The survey found that over half of organizations are running 41 percent or more of their workloads in public clouds, compared to just one-quarter in 2019.

In 2021, 63 percent of respondents expect to be running 41 percent or more of their workloads in public cloud, indicating that adoption of public cloud will only continue.

Sixty-two percent of respondents use more than one cloud provider, and the diversity of production workloads (e.g., container platforms, virtual machines) is also expected to increase.

Key findings include:

Security tops concerns with cloud projects

Respondents’ leading concerns over cloud adoption were network security (58%), a lack of cloud expertise (47%), migrating workloads to the cloud (44%), and insufficient staff to manage cloud environments (32%). It’s notable that a total of 79 percent of respondents reported staff-related issues, highlighting that organizations are struggling with handling cloud deployments and a largely remote workforce.

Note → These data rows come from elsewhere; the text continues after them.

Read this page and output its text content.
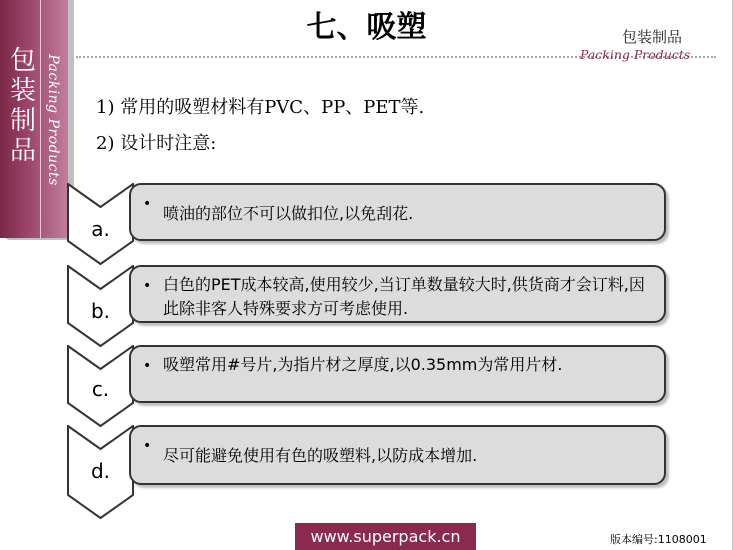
包装制品 Packing Products
七、吸塑	包装制品
Packing Products
1) 常用的吸塑材料有PVC、PP、PET等.
2) 设计时注意:
a.
• 喷油的部位不可以做扣位,以免刮花.
b.
• 白色的PET成本较高,使用较少,当订单数量较大时,供货商才会订料,因此除非客人特殊要求方可考虑使用.
c.
• 吸塑常用#号片,为指片材之厚度,以0.35mm为常用片材.
d.
• 尽可能避免使用有色的吸塑料,以防成本增加.
www.superpack.cn	版本编号:1108001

Cloud issues and misconfigurations are leading causes of breaches and outages

Eleven percent of respondents reported a cloud security incident in the past year with the three most common causes being cloud provider issues (26%), security misconfigurations (22%), and attacks such as denial of service exploits (20%). When asked about the impact of their most disruptive cloud outages, 24 percent said it took up to 3 hours to restore operations, and for 26 percent it took more than half a day.

Nearly one-third still manage cloud security manually

Fifty-two percent of respondents stated they use cloud-native tools to manage security as part of their application orchestration process, and 50 percent reported using orchestration and configuration management tools such as Ansible, Chef and Puppet. Twenty-nine percent said they use manual processes to manage cloud security.

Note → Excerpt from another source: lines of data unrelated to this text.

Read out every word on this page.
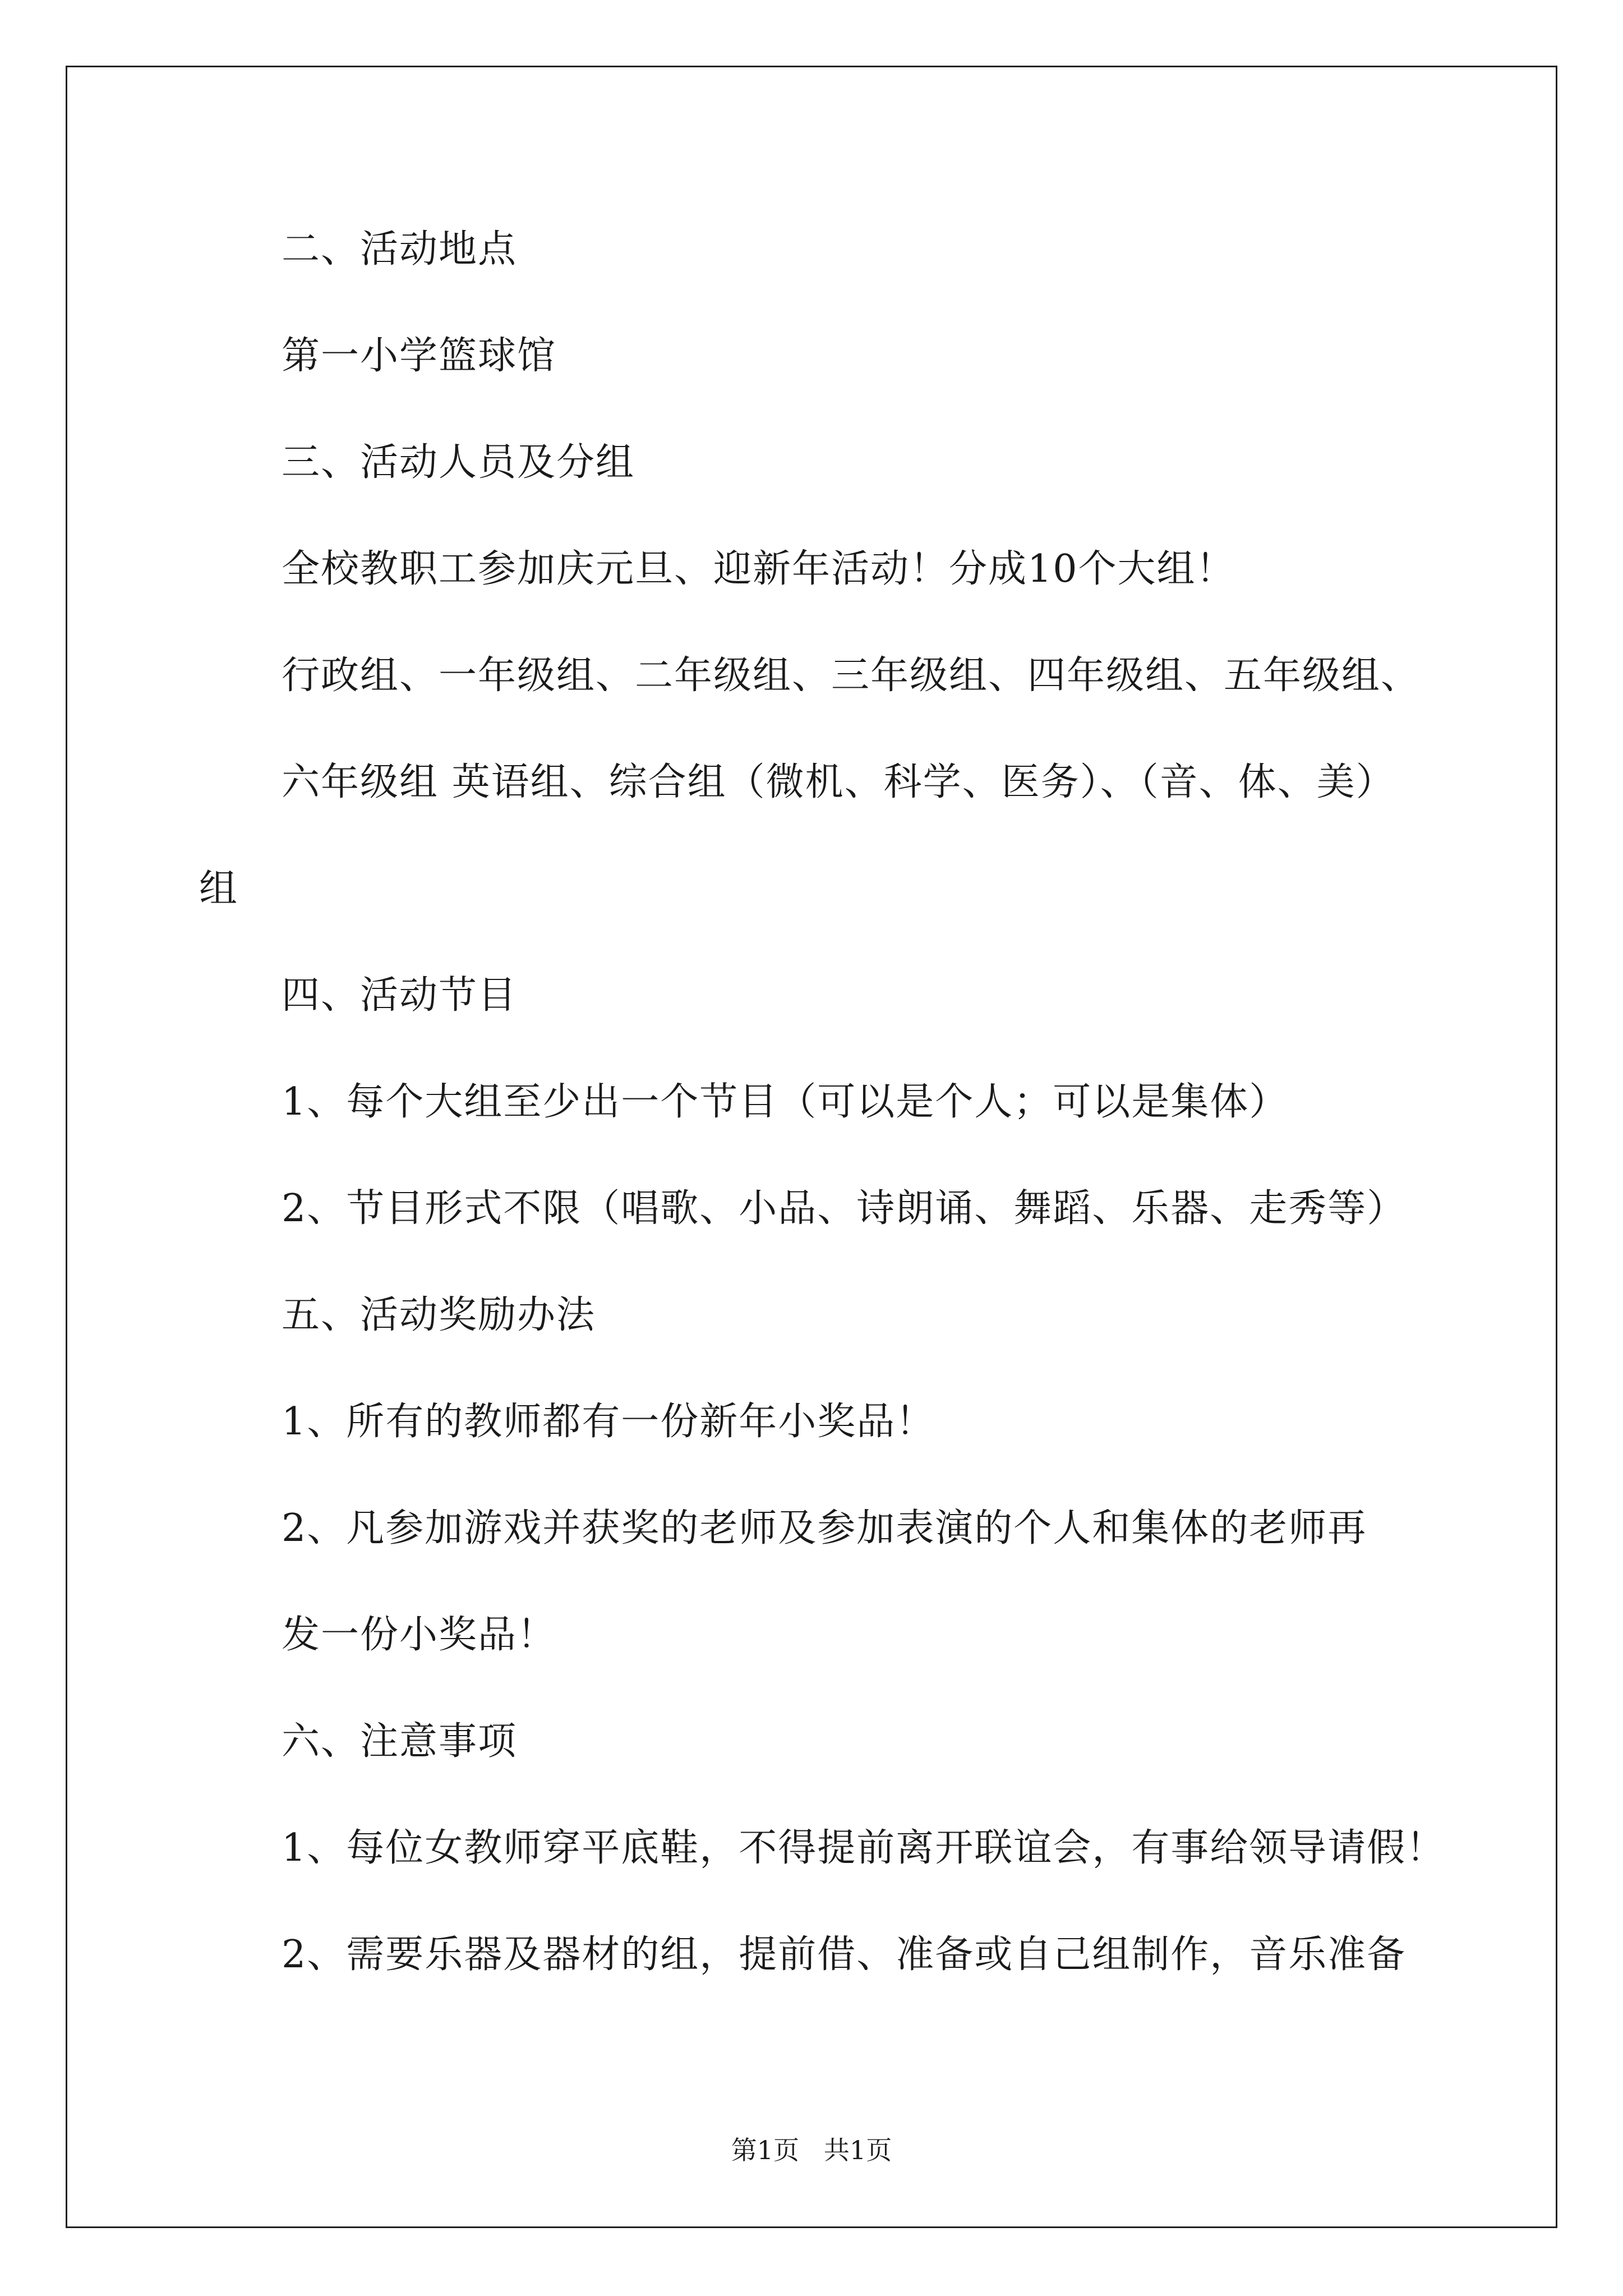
二、活动地点
第一小学篮球馆
三、活动人员及分组
全校教职工参加庆元旦、迎新年活动！分成10个大组！
行政组、一年级组、二年级组、三年级组、四年级组、五年级组、
六年级组 英语组、综合组（微机、科学、医务）、（音、体、美）
组
四、活动节目
1、每个大组至少出一个节目（可以是个人；可以是集体）
2、节目形式不限（唱歌、小品、诗朗诵、舞蹈、乐器、走秀等）
五、活动奖励办法
1、所有的教师都有一份新年小奖品！
2、凡参加游戏并获奖的老师及参加表演的个人和集体的老师再
发一份小奖品！
六、注意事项
1、每位女教师穿平底鞋，不得提前离开联谊会，有事给领导请假！
2、需要乐器及器材的组，提前借、准备或自己组制作，音乐准备
第1页   共1页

Who controls cloud security is not clear-cut

Thirty-five percent of respondents said their security operations team managed cloud security, followed by the cloud team (18%), and IT operations (16%). Other teams such as network operations, DevOps and application owners all fell below 10 percent, showing confusion over exactly who owns public cloud security.

AlgoSec commissioned the survey to add to the industry’s knowledge about hybrid-cloud and multi-cloud security. Sponsors of CSA research are CSA Corporate Members, who support the findings of the research project but have no added influence on content development nor editing rights. The report and its findings are vendor-agnostic and allow for global participation.